Labour intensity and capital intensity

Firms can be described as being labour intensive of capital intensive.

Labour intensity is the involvement if more labour input than capital input in the production of output.

Capital intensity is the involvement of more capital inputs than labour inputs in the production of output.

A business may choose between the two or may be forced by some factors to resort to one eg lack of
finances may compel a firm to be labour intensive.

Market advantage may make a business make hand made products because that is what the customers
want.

Nature of the product and its production process won’t allow hand production but rather machinery eg
electricity generation.

A company may choose to employ both.

The idea of profitability will also influence the choice.

The objective of every firm is to produce at the lowest possible unit cost.

Advantage of labour intensity

Useful in job production where customer specification is high.

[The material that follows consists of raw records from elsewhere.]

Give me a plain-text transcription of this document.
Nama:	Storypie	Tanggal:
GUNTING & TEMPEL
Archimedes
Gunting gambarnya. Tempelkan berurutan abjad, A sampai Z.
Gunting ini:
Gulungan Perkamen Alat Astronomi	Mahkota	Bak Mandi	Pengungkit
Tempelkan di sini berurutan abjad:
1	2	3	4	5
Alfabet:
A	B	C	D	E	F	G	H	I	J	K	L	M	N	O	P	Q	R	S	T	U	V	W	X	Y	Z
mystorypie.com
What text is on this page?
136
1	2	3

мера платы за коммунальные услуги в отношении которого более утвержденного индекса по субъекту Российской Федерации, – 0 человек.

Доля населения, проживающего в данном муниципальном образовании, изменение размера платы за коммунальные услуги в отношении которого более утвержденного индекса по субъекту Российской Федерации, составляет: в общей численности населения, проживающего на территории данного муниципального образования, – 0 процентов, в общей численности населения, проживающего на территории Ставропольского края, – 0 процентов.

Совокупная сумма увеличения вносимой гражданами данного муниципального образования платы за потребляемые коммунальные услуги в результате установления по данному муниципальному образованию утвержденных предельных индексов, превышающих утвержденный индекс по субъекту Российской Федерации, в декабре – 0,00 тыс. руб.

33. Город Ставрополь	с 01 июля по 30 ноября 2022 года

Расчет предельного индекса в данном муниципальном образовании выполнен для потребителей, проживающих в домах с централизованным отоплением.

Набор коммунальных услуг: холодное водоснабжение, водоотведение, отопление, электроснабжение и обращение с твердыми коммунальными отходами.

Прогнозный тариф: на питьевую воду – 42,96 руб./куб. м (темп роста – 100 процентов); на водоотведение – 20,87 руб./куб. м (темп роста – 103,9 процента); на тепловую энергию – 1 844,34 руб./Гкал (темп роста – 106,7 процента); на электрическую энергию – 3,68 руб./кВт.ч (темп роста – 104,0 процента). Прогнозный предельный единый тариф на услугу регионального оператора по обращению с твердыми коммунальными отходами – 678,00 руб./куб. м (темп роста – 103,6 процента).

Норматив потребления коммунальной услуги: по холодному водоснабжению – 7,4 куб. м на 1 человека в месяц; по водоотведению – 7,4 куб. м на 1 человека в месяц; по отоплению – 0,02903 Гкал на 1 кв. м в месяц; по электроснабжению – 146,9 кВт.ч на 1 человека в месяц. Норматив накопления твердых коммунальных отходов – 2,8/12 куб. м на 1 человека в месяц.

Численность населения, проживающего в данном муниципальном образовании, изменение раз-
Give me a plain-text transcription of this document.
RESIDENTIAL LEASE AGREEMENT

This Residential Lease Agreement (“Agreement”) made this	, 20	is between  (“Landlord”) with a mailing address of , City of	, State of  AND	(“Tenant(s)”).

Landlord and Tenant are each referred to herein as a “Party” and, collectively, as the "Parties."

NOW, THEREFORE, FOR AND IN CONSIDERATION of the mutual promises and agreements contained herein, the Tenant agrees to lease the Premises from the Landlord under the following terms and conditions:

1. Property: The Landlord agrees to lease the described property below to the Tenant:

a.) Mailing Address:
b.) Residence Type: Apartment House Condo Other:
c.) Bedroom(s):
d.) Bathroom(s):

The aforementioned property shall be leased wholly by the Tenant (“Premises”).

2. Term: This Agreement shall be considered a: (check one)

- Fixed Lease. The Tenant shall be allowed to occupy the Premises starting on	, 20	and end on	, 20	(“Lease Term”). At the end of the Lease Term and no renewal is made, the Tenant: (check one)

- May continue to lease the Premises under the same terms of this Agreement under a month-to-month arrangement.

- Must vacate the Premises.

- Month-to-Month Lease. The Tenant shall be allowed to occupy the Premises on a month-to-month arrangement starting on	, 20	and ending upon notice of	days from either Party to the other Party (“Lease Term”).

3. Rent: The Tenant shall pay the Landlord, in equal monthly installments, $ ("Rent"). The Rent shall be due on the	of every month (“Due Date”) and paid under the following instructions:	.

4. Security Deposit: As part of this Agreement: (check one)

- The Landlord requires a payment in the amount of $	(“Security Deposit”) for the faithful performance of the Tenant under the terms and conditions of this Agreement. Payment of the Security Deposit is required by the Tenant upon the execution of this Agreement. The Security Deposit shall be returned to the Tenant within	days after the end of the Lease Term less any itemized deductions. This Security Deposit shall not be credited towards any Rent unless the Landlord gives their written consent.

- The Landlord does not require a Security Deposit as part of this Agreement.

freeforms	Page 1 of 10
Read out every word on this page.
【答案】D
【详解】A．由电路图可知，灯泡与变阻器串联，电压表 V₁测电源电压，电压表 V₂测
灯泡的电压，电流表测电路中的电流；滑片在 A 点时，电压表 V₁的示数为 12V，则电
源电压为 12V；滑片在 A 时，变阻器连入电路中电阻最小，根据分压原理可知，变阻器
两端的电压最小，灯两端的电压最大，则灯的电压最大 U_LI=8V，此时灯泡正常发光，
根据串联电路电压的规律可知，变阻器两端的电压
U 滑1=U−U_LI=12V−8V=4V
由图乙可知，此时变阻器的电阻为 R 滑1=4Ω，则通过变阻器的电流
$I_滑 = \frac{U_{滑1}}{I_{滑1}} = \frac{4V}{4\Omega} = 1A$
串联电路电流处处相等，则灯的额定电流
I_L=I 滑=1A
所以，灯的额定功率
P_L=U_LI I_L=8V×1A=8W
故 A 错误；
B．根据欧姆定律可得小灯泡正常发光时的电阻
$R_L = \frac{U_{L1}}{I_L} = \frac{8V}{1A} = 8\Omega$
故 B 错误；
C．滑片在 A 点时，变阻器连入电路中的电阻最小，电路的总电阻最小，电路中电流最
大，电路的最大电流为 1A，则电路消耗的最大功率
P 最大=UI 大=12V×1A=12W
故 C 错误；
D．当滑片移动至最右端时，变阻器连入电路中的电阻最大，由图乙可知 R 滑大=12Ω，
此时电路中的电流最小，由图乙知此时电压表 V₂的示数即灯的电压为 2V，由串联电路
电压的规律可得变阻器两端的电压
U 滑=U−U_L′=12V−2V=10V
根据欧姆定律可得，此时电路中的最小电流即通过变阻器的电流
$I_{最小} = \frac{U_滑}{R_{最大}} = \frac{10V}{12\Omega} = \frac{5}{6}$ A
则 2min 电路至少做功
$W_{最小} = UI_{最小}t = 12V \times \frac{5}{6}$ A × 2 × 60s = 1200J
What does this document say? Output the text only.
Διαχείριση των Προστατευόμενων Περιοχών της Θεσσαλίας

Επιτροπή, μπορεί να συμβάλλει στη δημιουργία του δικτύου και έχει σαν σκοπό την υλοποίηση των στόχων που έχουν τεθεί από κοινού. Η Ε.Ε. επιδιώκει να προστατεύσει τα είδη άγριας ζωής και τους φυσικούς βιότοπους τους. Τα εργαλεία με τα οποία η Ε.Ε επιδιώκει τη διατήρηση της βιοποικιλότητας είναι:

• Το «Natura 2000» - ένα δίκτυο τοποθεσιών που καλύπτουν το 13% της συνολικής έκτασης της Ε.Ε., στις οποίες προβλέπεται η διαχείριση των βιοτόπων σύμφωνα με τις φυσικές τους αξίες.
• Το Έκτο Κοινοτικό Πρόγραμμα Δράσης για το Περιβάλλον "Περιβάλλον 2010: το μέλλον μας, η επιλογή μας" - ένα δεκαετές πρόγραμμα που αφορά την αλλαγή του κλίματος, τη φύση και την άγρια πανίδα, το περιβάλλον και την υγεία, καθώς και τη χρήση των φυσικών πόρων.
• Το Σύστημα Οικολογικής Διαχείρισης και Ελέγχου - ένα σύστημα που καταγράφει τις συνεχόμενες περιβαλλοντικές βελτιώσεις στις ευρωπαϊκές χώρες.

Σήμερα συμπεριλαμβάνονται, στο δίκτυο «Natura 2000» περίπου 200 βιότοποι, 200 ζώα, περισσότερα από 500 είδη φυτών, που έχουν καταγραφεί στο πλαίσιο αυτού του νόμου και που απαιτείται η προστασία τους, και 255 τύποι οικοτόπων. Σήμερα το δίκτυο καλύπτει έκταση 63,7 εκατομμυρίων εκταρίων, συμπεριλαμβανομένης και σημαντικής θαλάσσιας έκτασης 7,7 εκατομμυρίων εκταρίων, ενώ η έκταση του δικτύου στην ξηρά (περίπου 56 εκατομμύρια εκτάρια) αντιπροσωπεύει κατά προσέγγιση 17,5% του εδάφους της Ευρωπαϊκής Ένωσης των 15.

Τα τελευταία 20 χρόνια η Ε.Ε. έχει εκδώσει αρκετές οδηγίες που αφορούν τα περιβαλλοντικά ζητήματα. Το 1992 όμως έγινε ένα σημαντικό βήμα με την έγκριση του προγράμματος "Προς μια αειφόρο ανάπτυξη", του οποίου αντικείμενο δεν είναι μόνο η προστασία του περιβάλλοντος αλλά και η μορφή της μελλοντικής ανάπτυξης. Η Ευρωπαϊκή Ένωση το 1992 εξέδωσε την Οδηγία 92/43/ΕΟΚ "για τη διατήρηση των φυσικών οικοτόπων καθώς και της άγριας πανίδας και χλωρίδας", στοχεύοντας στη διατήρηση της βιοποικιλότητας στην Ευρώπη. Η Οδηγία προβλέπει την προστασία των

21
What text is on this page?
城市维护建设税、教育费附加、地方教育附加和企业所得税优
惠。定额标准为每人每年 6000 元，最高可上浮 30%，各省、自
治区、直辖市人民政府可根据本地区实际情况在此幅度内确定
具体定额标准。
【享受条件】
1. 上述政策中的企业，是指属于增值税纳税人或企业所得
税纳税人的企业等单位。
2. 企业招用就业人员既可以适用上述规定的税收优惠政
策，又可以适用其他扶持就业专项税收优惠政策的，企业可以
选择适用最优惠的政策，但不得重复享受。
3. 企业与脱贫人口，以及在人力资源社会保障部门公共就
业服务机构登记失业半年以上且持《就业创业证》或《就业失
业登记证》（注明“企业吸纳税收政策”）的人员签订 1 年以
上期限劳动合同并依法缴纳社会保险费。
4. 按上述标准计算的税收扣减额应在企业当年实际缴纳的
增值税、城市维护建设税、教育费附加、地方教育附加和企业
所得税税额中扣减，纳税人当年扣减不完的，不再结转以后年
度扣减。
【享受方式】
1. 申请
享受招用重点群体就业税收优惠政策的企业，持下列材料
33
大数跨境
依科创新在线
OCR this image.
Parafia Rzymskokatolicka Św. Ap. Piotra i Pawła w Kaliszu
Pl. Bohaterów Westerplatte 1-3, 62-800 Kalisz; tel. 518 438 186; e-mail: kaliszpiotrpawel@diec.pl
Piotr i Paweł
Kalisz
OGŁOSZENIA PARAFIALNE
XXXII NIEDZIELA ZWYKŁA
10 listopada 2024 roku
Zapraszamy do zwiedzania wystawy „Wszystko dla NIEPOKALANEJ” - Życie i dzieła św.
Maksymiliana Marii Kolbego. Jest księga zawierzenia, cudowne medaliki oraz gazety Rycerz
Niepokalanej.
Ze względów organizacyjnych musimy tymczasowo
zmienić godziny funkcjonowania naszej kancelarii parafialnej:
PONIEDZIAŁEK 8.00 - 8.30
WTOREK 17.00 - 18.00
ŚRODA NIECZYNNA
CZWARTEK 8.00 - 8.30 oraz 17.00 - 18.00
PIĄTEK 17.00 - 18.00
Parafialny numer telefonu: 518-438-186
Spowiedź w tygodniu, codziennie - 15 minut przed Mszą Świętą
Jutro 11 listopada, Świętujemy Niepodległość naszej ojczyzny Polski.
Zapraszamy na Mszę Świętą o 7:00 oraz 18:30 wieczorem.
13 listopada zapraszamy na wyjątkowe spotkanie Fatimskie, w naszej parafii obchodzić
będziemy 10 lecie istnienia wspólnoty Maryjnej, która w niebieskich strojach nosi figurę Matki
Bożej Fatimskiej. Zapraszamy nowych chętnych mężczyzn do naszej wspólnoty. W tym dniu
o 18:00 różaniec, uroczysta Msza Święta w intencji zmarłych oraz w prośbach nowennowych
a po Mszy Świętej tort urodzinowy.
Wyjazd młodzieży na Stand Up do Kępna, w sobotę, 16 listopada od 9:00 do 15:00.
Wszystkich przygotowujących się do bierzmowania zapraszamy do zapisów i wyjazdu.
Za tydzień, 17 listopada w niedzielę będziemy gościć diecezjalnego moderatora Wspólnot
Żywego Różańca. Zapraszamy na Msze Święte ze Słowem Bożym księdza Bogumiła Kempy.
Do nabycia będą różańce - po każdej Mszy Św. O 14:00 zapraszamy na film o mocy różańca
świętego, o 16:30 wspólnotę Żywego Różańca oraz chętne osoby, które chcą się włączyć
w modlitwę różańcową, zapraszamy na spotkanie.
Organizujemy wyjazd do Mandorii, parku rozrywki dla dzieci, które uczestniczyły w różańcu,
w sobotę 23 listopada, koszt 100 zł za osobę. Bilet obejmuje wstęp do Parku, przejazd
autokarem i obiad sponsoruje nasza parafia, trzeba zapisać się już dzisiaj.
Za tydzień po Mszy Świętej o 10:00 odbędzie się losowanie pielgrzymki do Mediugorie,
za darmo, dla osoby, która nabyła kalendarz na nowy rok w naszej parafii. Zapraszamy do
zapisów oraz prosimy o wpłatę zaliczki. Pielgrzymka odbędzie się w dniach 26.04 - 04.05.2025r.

The firm can charge high price for producing what customers want.
There is less competition as most of the production is based on talent.
Disadvantages of labour intensity
Low unit production so that demand may not be met.
High labour cost as more people need to be employed to increase production.
Advantages of capital intensity

High productivity and low unit cost.


High levels of production to meet demand.
Appropriate for flow production. Economies of scale
Disadvantages

High fixed costs.


High maintenance costs.
Pace of technological advancement can quickly render the latest production equipment obsolete and relatively
inefficient.
Which approach to choose?

It depends on:

Nature of product and product image that the firm wishes to establish.
The cost of the approach to be used
The size of the firm and its ability to afford the equipment.